I am putting my hand up to say that we are overdoing the safety thing. Of course, safety is important but it's not the only thing that's important and I fear that we are making ourselves over-anxious worrying always about what could and might happen.
It can't be good for our health.
The dizzy limit was Wellington packing up for the afternoon after an earthquake. There were no reports of anyone hurt or any building damage. The mass exodus, coupled with the shutdown of the trains (for safety reasons), gridlocked the city and ground the motorway to a halt.
I am all for closing down Wellington at least one day a week. The savings in terms of spending and less red tape would be substantial. But shutting Wellington down should be a policy decision, not a safety one.
We look a pack of losers when a slight tremor sees us down tools, en masse, and head home to weep and wail too scared to sleep.

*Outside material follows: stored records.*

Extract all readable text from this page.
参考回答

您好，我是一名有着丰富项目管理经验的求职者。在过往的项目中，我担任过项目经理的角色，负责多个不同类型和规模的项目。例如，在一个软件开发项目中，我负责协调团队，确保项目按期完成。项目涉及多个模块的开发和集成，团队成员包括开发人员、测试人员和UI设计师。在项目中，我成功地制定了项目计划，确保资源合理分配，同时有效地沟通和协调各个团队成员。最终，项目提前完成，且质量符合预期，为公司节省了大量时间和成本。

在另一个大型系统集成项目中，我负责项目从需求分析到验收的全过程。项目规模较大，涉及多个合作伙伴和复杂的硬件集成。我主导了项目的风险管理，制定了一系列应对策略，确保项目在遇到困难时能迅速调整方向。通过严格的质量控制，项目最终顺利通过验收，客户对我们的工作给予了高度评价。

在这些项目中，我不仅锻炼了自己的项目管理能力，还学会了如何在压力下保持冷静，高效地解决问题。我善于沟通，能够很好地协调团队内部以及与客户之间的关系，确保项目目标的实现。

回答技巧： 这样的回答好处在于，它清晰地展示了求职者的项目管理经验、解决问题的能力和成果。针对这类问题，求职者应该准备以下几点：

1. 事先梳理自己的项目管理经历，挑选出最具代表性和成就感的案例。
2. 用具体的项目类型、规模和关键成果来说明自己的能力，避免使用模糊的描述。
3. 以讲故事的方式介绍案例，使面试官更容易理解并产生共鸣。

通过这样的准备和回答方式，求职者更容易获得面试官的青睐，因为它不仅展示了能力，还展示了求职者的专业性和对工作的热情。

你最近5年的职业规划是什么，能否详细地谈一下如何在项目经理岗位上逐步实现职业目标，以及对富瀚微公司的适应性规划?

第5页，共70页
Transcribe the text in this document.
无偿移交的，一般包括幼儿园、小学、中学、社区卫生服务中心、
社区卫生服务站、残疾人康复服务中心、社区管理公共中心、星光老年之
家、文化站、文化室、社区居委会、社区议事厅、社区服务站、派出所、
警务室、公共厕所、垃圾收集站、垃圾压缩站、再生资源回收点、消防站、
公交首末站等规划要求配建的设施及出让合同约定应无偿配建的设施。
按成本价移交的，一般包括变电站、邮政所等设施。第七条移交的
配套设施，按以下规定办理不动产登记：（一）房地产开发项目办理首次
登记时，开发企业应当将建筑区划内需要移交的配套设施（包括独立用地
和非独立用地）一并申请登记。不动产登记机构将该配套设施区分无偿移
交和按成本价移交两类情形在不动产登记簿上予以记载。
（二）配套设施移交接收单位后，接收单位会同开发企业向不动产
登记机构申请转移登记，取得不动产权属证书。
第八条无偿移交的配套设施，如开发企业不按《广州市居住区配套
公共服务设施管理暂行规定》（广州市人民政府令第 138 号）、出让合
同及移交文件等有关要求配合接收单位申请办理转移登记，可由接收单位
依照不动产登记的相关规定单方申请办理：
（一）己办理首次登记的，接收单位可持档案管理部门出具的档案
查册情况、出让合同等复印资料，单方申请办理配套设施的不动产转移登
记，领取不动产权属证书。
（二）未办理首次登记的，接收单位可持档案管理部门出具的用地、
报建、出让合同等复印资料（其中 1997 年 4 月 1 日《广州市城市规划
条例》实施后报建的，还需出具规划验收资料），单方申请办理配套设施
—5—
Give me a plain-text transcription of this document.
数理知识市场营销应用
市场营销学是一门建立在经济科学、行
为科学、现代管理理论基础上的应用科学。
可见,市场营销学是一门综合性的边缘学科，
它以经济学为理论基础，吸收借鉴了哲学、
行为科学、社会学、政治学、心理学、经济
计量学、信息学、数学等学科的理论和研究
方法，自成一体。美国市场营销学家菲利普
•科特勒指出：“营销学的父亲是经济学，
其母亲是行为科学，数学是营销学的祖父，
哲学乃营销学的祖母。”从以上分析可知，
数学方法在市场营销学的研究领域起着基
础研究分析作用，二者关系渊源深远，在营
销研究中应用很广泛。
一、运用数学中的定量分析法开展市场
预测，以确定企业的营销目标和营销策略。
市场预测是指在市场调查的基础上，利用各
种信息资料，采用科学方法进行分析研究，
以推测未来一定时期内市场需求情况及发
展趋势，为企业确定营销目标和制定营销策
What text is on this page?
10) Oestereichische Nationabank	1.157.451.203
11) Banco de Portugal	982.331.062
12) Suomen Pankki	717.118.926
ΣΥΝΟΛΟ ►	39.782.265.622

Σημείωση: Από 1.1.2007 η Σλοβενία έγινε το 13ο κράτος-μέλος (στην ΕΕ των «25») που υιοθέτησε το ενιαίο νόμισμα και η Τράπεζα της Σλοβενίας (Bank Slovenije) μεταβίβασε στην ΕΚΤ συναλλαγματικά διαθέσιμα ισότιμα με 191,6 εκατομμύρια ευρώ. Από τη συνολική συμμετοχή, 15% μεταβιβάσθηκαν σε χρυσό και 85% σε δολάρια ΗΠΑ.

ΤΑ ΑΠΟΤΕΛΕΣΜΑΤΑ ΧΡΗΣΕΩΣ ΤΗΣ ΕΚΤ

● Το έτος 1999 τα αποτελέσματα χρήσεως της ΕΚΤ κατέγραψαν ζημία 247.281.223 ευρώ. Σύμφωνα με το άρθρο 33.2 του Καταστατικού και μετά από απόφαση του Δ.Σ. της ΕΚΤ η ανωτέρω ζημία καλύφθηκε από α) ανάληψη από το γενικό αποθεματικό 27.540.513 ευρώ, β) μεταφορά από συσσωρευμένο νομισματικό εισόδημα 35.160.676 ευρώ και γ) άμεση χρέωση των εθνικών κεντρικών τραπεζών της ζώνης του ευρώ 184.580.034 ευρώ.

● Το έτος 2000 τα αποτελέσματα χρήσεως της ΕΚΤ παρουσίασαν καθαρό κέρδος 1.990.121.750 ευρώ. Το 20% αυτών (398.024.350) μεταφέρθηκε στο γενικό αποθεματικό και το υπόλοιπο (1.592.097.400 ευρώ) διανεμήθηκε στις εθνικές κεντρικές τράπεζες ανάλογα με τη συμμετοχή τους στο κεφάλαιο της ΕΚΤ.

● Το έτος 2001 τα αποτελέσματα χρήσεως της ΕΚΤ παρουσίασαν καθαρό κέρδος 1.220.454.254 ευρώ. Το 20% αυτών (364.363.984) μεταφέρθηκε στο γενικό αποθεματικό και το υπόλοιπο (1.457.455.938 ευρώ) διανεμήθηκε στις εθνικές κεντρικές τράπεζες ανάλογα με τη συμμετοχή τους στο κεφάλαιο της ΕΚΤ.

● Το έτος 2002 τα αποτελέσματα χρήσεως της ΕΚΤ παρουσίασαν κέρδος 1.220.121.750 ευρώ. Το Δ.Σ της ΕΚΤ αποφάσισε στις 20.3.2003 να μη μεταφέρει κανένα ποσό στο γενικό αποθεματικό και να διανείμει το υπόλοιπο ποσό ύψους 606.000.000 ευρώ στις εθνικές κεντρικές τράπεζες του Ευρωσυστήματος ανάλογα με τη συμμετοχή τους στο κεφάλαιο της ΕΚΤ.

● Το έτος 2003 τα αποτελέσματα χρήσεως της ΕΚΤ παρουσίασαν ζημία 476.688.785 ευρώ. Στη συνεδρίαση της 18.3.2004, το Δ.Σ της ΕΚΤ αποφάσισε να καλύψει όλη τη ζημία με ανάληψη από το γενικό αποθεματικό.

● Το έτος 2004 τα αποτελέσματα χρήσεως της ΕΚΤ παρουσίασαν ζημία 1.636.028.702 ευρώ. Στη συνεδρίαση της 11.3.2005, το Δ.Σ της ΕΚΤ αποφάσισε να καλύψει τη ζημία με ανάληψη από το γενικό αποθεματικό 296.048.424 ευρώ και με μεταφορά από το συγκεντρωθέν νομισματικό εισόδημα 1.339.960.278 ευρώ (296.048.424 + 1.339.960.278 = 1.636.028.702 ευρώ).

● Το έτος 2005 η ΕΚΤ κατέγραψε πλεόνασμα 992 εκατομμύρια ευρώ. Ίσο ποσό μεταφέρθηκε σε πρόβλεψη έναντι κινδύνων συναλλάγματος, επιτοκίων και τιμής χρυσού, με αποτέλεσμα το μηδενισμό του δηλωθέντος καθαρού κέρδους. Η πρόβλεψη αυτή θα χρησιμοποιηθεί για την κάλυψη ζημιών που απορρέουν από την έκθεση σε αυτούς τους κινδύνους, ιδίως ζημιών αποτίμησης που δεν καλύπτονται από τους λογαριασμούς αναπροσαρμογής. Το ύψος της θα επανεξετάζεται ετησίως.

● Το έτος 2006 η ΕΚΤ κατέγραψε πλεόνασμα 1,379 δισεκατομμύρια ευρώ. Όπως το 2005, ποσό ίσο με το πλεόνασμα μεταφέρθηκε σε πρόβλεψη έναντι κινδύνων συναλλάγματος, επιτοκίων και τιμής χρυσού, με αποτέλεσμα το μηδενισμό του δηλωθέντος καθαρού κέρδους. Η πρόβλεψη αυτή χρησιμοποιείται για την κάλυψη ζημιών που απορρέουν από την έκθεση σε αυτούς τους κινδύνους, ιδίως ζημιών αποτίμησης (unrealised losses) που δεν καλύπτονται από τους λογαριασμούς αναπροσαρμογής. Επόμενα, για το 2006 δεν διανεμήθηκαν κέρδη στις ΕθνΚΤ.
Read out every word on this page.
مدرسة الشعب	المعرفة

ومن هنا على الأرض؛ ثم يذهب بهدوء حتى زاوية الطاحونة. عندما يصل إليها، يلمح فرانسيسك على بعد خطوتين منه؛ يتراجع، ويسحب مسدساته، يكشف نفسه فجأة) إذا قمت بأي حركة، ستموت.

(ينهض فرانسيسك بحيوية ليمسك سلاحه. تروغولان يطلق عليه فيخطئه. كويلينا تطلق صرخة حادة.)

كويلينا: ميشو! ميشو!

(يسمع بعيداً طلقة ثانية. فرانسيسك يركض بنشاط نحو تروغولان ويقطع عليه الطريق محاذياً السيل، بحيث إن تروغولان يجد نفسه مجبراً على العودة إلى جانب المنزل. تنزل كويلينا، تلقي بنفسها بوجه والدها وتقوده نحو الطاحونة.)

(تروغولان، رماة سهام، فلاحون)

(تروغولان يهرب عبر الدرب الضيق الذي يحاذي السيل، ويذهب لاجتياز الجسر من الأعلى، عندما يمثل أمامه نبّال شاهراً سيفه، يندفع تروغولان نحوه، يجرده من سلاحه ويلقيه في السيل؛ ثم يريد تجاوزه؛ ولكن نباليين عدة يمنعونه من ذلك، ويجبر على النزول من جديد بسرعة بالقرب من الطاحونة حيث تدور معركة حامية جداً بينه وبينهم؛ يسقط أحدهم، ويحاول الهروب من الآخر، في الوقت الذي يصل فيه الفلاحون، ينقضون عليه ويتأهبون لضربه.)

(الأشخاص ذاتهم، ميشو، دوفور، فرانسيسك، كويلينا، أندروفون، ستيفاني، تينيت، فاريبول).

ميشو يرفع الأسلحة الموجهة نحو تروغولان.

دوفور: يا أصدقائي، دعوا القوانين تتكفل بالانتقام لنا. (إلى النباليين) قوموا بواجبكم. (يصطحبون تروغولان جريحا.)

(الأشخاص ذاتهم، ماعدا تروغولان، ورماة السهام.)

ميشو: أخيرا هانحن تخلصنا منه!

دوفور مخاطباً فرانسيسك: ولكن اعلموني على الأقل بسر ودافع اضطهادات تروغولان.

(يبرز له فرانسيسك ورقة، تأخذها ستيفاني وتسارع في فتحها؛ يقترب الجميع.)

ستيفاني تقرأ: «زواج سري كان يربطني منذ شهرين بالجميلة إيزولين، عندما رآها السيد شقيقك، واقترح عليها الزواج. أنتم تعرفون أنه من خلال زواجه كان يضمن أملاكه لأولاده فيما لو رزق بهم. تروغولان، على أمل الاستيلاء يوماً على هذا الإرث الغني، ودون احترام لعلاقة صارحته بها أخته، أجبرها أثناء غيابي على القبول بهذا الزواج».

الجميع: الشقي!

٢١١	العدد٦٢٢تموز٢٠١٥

Last week I was driving through what had been the Christchurch CBD only to be diverted by dozens of road cones with the obligatory road safety truck making sure I was aware there was a hazard.
I negotiated the cones but was struggling to see the hazard. There it was! A drain cover right beside the gutter was lifted.
Two lanes of traffic were diverted and two people were assigned to warn motorists of an open drain cover that wasn't even in the roadway. The real hazard was the cones and the resulting confusion. It was completely over the top.
I recall a clip recently replayed on TV of a middle-aged lady speaking most calmly after surviving the Wahine disaster that killed 51 people. She had washed ashore in a life-raft following a perilous trip.
She was matter-of-fact about it, explaining how well they were being looked after, with the police supplying a hot drink and a blanket and she would soon be boarding a bus to take her to the station to catch the train home.
She was brave and she was tough. Imagine her now.
The TV wouldn't stop until they had got her bawling and blaming John Key for failing to provide maritime safety.
She would be seeking compensation and a team of counsellors would be working her over for stress.
Years later she would still be on the news demanding that more be done.
Of course, we should take care. But we shouldn't live in fear of what can happen. And we shouldn't pack ourselves in cotton wool. We need to harden up. After all, one day something could really happen.